Data assimilation in ROAM-Ocean – performance assessment
Dr David Griffin1, Dr Emlyn Jones1, Dr Paul Sandery1
1Csiro, Hobart, Australia
ROAM (Relocatable Ocean Atmosphere Model) is a GUI-driven system for rapidly configuring a regional environmental modelling system. Here, we focus on ROAM-Ocean, which is the system for rapidly (e.g. minutes) setting up and running a regional ocean model to generate a short-term forecast (or hindcast), using the Bureau’s OceanMAPS global model for initial and boundary conditions, BoM ACCESS surface fluxes and pressure, and TPXO tidal constituents. A typical ROAM-Ocean grid will have ~2km horizontal resolution and span a 2-week period. Until recently, ROAM was purely a nested model, adding tides, inverse-barometer response, hourly resolution of internal waves and mixed-layer physics etc, and finer-resolution topographic influences to the parent global model.
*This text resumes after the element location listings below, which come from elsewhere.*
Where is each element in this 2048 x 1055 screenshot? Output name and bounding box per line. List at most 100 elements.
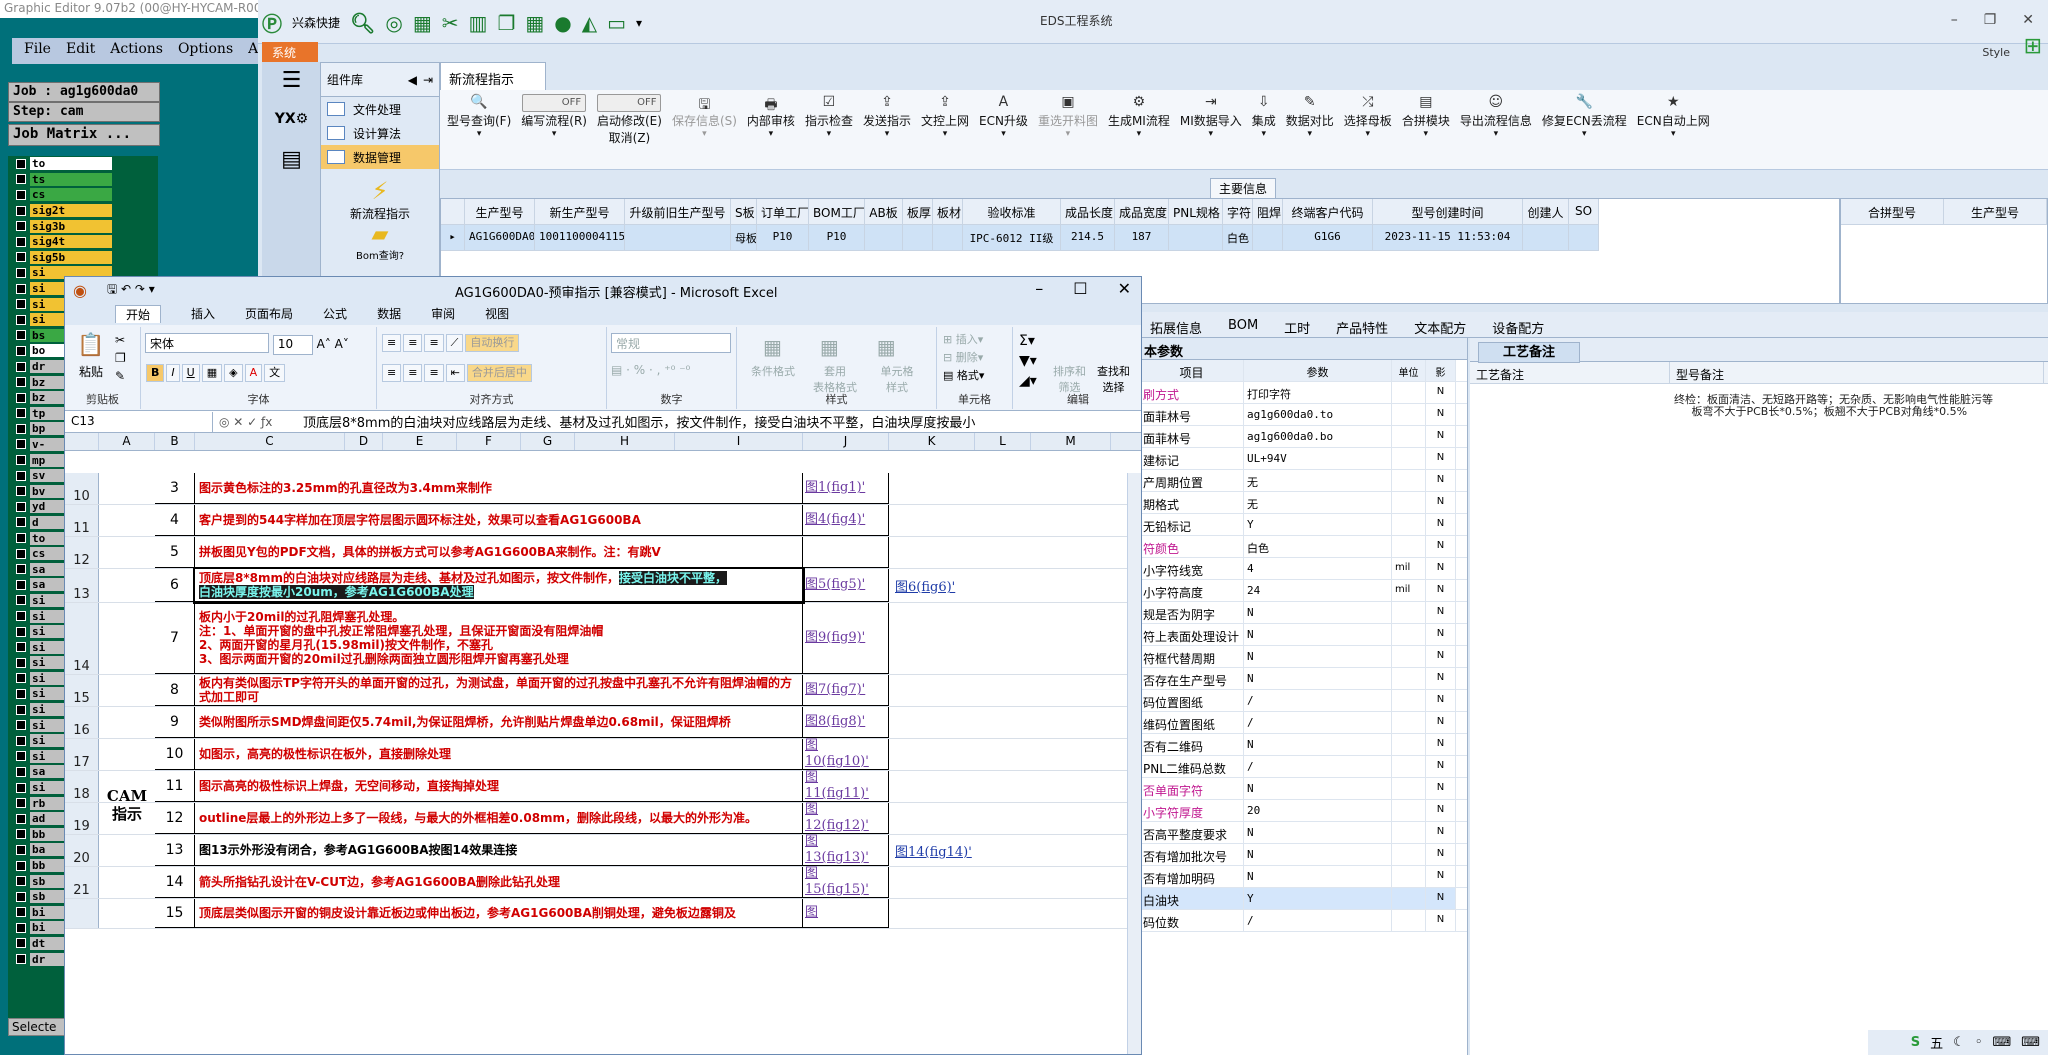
ge-menu-file[interactable]: File <box>24 41 51 61</box>
lib-item-algo[interactable]: 设计算法 <box>321 121 439 145</box>
param-value[interactable]: Y <box>1244 514 1392 535</box>
italic-button[interactable]: I <box>166 364 180 382</box>
column-header[interactable]: 合拼型号 <box>1841 199 1944 225</box>
wrap-text-button[interactable]: 自动换行 <box>465 334 520 352</box>
dropdown-chevron-icon[interactable]: ▾ <box>1494 129 1499 139</box>
dropdown-chevron-icon[interactable]: ▾ <box>1308 129 1313 139</box>
fill-color-icon[interactable]: ◈ <box>224 364 243 382</box>
layer-checkbox[interactable] <box>16 782 26 793</box>
figure-link[interactable] <box>891 537 977 568</box>
merge-center-button[interactable]: 合并后居中 <box>466 364 532 382</box>
layer-checkbox[interactable] <box>16 891 26 902</box>
ribbon-button[interactable]: 🔧 修复ECN丢流程 ▾ <box>1537 92 1632 167</box>
column-header[interactable]: F <box>457 433 521 450</box>
layer-checkbox[interactable] <box>16 455 26 466</box>
table-cell[interactable]: 白色 <box>1223 225 1253 251</box>
layer-checkbox[interactable] <box>16 314 26 325</box>
tab-detail[interactable]: BOM <box>1228 318 1258 333</box>
cell-index[interactable]: 15 <box>155 899 195 928</box>
column-header[interactable]: 验收标准 <box>963 199 1061 225</box>
param-value[interactable]: 打印字符 <box>1244 382 1392 403</box>
param-row[interactable]: 码位数 / N <box>1140 910 1467 932</box>
delete-button[interactable]: ⊟ 删除▾ <box>943 349 983 365</box>
param-value[interactable]: / <box>1244 690 1392 711</box>
close-icon[interactable]: ✕ <box>2022 12 2034 28</box>
layer-checkbox[interactable] <box>16 361 26 372</box>
align-bottom-icon[interactable]: ≡ <box>424 334 444 352</box>
layer-checkbox[interactable] <box>16 595 26 606</box>
number-format-icons[interactable]: ▤ · % · , ⁺⁰ ⁻⁰ <box>611 363 690 377</box>
layer-checkbox[interactable] <box>16 486 26 497</box>
column-header[interactable]: PNL规格 <box>1169 199 1223 225</box>
lib-item-file[interactable]: 文件处理 <box>321 97 439 121</box>
figure-link[interactable] <box>891 707 977 738</box>
row-number[interactable]: 20 <box>65 835 99 866</box>
menu-icon[interactable]: ☰ <box>262 68 321 93</box>
layer-checkbox[interactable] <box>16 798 26 809</box>
row-number[interactable]: 13 <box>65 569 99 602</box>
pin-icon[interactable]: ⇥ <box>423 73 433 87</box>
param-value[interactable]: N <box>1244 866 1392 887</box>
ribbon-tab[interactable]: 公式 <box>323 305 347 323</box>
row-number[interactable]: 12 <box>65 537 99 568</box>
minimize-icon[interactable]: – <box>1035 279 1043 298</box>
dropdown-chevron-icon[interactable]: ▾ <box>827 129 832 139</box>
align-top-icon[interactable]: ≡ <box>382 334 402 352</box>
param-value[interactable]: 4 <box>1244 558 1392 579</box>
layer-checkbox[interactable] <box>16 907 26 918</box>
column-header[interactable]: A <box>99 433 155 450</box>
layer-checkbox[interactable] <box>16 673 26 684</box>
ribbon-button[interactable]: ⚙ 生成MI流程 ▾ <box>1103 92 1175 167</box>
ime-logo-icon[interactable]: S <box>1911 1035 1920 1050</box>
cell-instruction[interactable]: 板内有类似图示TP字符开头的单面开窗的过孔，为测试盘，单面开窗的过孔按盘中孔塞孔… <box>195 675 803 706</box>
param-value[interactable]: N <box>1244 822 1392 843</box>
ge-status-select[interactable]: Selecte <box>8 1018 68 1036</box>
cell-instruction[interactable]: 板内小于20mil的过孔阻焊塞孔处理。 注：1、单面开窗的盘中孔按正常阻焊塞孔处… <box>195 603 803 674</box>
ribbon-button[interactable]: ⇪ 文控上网 ▾ <box>916 92 974 167</box>
layer-checkbox[interactable] <box>16 922 26 933</box>
calculator-icon[interactable]: ▤ <box>262 147 321 172</box>
grid-icon[interactable]: ▦ <box>525 11 544 35</box>
column-header[interactable]: B <box>155 433 195 450</box>
scissors-icon[interactable]: ✂ <box>442 11 459 35</box>
ribbon-button[interactable]: 🔍 型号查询(F) ▾ <box>442 92 516 167</box>
ribbon-button[interactable]: ☺ 导出流程信息 ▾ <box>1455 92 1537 167</box>
layer-checkbox[interactable] <box>16 548 26 559</box>
column-header[interactable]: J <box>803 433 889 450</box>
grow-font-icon[interactable]: A˄ A˅ <box>317 337 349 351</box>
column-header[interactable]: H <box>575 433 675 450</box>
ribbon-button[interactable]: 🖶 内部审核 ▾ <box>742 92 800 167</box>
row-number[interactable]: 11 <box>65 505 99 536</box>
param-row[interactable]: 无铅标记 Y N <box>1140 514 1467 536</box>
tab-detail[interactable]: 工时 <box>1284 318 1310 337</box>
align-middle-icon[interactable]: ≡ <box>403 334 423 352</box>
align-center-icon[interactable]: ≡ <box>403 364 423 382</box>
param-value[interactable]: N <box>1244 668 1392 689</box>
dropdown-chevron-icon[interactable]: ▾ <box>1209 129 1214 139</box>
toggle-switch[interactable]: OFF <box>597 94 662 112</box>
font-color-icon[interactable]: A <box>244 364 263 382</box>
table-cell[interactable] <box>933 225 963 251</box>
layer-checkbox[interactable] <box>16 205 26 216</box>
cut-copy-icons[interactable]: ✂ ❐ ✎ <box>115 331 126 385</box>
minimize-icon[interactable]: – <box>1951 12 1958 28</box>
cam-merged-cell[interactable]: CAM 指示 <box>99 473 155 1054</box>
param-row[interactable]: 产周期位置无 N <box>1140 470 1467 492</box>
font-name-select[interactable]: 宋体 <box>145 333 269 353</box>
param-value[interactable]: / <box>1244 712 1392 733</box>
column-header[interactable]: E <box>383 433 457 450</box>
row-number[interactable]: 15 <box>65 675 99 706</box>
column-header[interactable]: S板 <box>731 199 757 225</box>
name-box[interactable]: C13 <box>65 411 213 432</box>
figure-link[interactable]: 图14(fig14)' <box>891 835 977 866</box>
figure-link[interactable] <box>891 675 977 706</box>
layer-checkbox[interactable] <box>16 642 26 653</box>
layer-checkbox[interactable] <box>16 954 26 965</box>
dropdown-chevron-icon[interactable]: ▾ <box>1366 129 1371 139</box>
chart-icon[interactable]: ◭ <box>582 11 597 35</box>
row-number[interactable]: 14 <box>65 603 99 674</box>
table-cell[interactable]: G1G6 <box>1283 225 1373 251</box>
column-header[interactable]: G <box>521 433 575 450</box>
column-header[interactable]: 阻焊 <box>1253 199 1283 225</box>
param-row[interactable]: 否有二维码 N N <box>1140 734 1467 756</box>
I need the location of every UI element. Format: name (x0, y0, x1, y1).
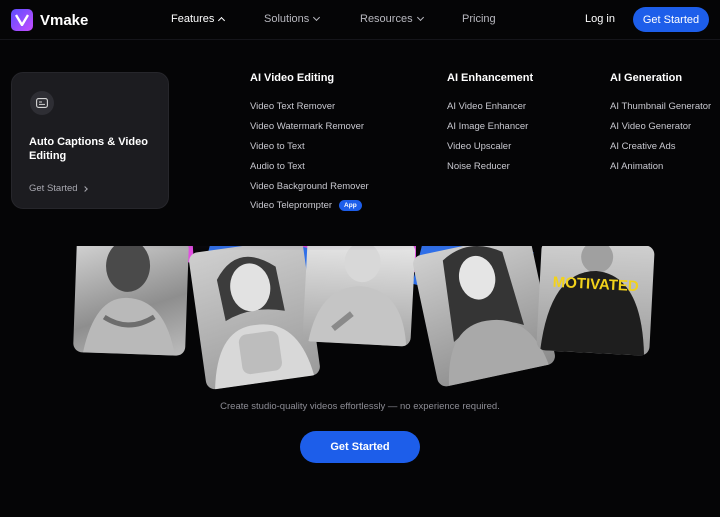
captions-icon (30, 91, 54, 115)
menu-item-label: Audio to Text (250, 160, 305, 172)
chevron-down-icon (313, 13, 321, 22)
featured-card-link-label: Get Started (29, 183, 78, 194)
nav-features[interactable]: Features (171, 13, 226, 25)
menu-item-label: Video to Text (250, 140, 305, 152)
featured-card[interactable]: Auto Captions & Video Editing Get Starte… (11, 72, 169, 209)
menu-item[interactable]: AI Creative Ads (610, 137, 711, 157)
creator-photo-5: MOTIVATED (536, 240, 655, 356)
menu-column-ai-enhancement: AI Enhancement AI Video Enhancer AI Imag… (447, 72, 533, 176)
nav-resources[interactable]: Resources (360, 13, 424, 25)
app-badge: App (339, 200, 362, 212)
vmake-logo-icon (11, 9, 33, 31)
menu-item-label: AI Video Generator (610, 121, 692, 133)
menu-item[interactable]: Video to Text (250, 137, 369, 157)
menu-item[interactable]: AI Animation (610, 156, 711, 176)
nav-pricing[interactable]: Pricing (462, 13, 496, 25)
menu-item-label: Video Upscaler (447, 140, 512, 152)
menu-item[interactable]: AI Image Enhancer (447, 117, 533, 137)
brand-logo[interactable]: Vmake (11, 9, 88, 31)
menu-column-title: AI Video Editing (250, 72, 335, 84)
menu-column-title: AI Enhancement (447, 72, 534, 84)
featured-card-title: Auto Captions & Video Editing (29, 136, 148, 162)
menu-item[interactable]: Video Background Remover (250, 176, 369, 196)
menu-item-label: Video Teleprompter (250, 200, 333, 212)
menu-item[interactable]: Video Text Remover (250, 97, 369, 117)
creator-photo-2 (187, 237, 322, 391)
brand-name: Vmake (40, 11, 89, 29)
get-started-nav-button[interactable]: Get Started (633, 7, 709, 32)
menu-item[interactable]: Video Watermark Remover (250, 117, 369, 137)
creator-photo-4 (411, 231, 557, 389)
chevron-up-icon (218, 16, 226, 25)
login-link[interactable]: Log in (585, 13, 615, 25)
nav-pricing-label: Pricing (462, 13, 496, 25)
menu-item-label: Noise Reducer (447, 160, 510, 172)
menu-column-title: AI Generation (610, 72, 683, 84)
menu-item[interactable]: AI Video Generator (610, 117, 711, 137)
menu-item[interactable]: Video Upscaler (447, 137, 533, 157)
menu-item[interactable]: Audio to Text (250, 156, 369, 176)
chevron-down-icon (416, 13, 424, 22)
get-started-hero-button[interactable]: Get Started (300, 431, 420, 463)
chevron-right-icon (81, 185, 88, 192)
nav-features-label: Features (171, 13, 215, 25)
menu-item-label: AI Thumbnail Generator (610, 101, 712, 113)
menu-item-label: Video Watermark Remover (250, 121, 365, 133)
menu-item-label: Video Background Remover (250, 180, 369, 192)
nav-resources-label: Resources (360, 13, 413, 25)
menu-item[interactable]: AI Video Enhancer (447, 97, 533, 117)
menu-column-ai-video-editing: AI Video Editing Video Text Remover Vide… (250, 72, 369, 216)
menu-item-label: AI Creative Ads (610, 140, 676, 152)
featured-card-link[interactable]: Get Started (29, 183, 88, 194)
menu-item-label: AI Video Enhancer (447, 101, 527, 113)
menu-item[interactable]: Video Teleprompter App (250, 196, 369, 216)
creator-photo-3 (302, 237, 416, 347)
nav-solutions-label: Solutions (264, 13, 310, 25)
menu-item-label: AI Animation (610, 160, 664, 172)
page: MOTIVATED Vmake Features Solutions Resou… (0, 0, 720, 517)
menu-item[interactable]: AI Thumbnail Generator (610, 97, 711, 117)
menu-column-ai-generation: AI Generation AI Thumbnail Generator AI … (610, 72, 711, 176)
menu-item[interactable]: Noise Reducer (447, 156, 533, 176)
hero-tagline: Create studio-quality videos effortlessl… (220, 401, 500, 412)
top-nav: Vmake Features Solutions Resources Prici… (0, 0, 720, 40)
menu-item-label: AI Image Enhancer (447, 121, 529, 133)
menu-item-label: Video Text Remover (250, 101, 336, 113)
nav-solutions[interactable]: Solutions (264, 13, 321, 25)
creator-photo-1 (73, 236, 189, 356)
The inclusion of data assimilation into the system has been an important upgrade, soon to be operationalised. This talk will outline the data assimilation strategy and demonstrate the impact this has had on model performance, using a number of data sets that were not assimilated (various IMOS observations, and drifters) as well as data (satellites and Argo) that was.
Biography:
David Griffin has been at CSIRO as a research scientist (oceanographer) since 1994. Nowadays, he splits his time between Bluelink, IMOS and miscellaneous mysteries (or, more dryly: applications of models and observations).